Comparisons of such cases are far from straightforward, but we can imagine, for example, that German objections to the existence of a Holocaust memorial on the grounds of the nation's "feelings" would be unthinkable. Indeed, even in the case of Japan, memorials for the atomic bombings in Hiroshima and Nagasaki are not thought to "trample on the feelings" of the United States.

On the contrary, they are symbols of terrible things that have happened in our recent history, which act as touchstones for society's collective memory such that we might never make the same mistakes again. Indeed, this is precisely the sentiment the memorial situated in Hiroshima's Peace Park expresses.

Episodes such as the Nagoya affair put into context the frequent expressions of anger and incredulity that emerge from the ROK, among other nations, regarding Japan's treatment of its wartime history. Without doubt, at times political games can be played, cynically using this history for ulterior purposes – but no one can claim that the Koreans (and, indeed, Chinese and others in Asia) do not have a point.

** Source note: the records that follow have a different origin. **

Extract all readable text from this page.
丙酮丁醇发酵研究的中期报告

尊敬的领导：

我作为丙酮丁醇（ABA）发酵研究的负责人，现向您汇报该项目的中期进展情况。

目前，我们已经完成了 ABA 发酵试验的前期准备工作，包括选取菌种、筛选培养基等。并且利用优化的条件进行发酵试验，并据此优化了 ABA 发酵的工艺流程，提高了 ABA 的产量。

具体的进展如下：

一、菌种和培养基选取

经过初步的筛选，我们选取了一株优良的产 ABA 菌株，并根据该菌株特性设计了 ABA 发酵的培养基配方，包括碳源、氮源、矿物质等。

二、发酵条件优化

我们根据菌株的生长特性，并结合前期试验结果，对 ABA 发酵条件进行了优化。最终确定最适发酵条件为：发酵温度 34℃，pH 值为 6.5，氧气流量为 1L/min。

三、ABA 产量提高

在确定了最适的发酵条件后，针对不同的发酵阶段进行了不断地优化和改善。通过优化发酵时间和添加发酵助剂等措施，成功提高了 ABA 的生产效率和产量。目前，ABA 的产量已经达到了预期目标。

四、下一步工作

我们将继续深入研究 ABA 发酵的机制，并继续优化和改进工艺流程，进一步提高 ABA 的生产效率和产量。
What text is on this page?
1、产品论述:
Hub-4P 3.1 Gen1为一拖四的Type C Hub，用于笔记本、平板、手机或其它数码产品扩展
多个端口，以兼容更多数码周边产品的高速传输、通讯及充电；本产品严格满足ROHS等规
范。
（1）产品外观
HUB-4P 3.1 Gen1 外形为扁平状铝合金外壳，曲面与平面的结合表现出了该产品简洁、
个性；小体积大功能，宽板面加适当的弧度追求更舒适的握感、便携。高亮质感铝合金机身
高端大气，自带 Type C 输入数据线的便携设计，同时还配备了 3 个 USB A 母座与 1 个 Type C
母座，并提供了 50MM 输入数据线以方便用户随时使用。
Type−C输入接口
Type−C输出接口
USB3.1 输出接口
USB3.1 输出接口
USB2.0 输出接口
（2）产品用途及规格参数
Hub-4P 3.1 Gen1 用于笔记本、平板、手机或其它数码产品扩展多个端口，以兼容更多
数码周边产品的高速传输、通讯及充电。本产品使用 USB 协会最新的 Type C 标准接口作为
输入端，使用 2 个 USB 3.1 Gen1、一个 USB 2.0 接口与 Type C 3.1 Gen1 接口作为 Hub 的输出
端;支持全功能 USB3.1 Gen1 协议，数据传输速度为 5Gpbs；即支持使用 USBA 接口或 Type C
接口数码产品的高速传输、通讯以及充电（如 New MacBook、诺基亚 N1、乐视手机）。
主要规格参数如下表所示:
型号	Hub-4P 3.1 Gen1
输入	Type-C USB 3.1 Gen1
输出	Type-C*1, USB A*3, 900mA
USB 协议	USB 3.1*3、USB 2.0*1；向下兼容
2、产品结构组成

Calls for never-ending apologies and the re-hashing of agreements "settling" some of these historical issues may sometimes be misguided; but as long as high-profile members of Japanese society – particularly those in political office – continue to express a total rejection of even acknowledging this history, what progress can be made to move past it?

These are more pertinent than ever discussions to have when we consider the state of Japan-ROK relations and the driving force of historical issues behind the current nadir. Without doubt, these views do not represent the majority of Japanese, but more must be done to unequivocally condemn such comments when they are made.

One cannot accuse "Japan" or the Japanese government of supporting such revisionism if its objection to such views is clearly displayed. Such a policy of full and frank acceptance of the past – and rejection of sentiment to the contrary – is the only way that the mutual understanding necessary to achieve a more peaceful future will be possible.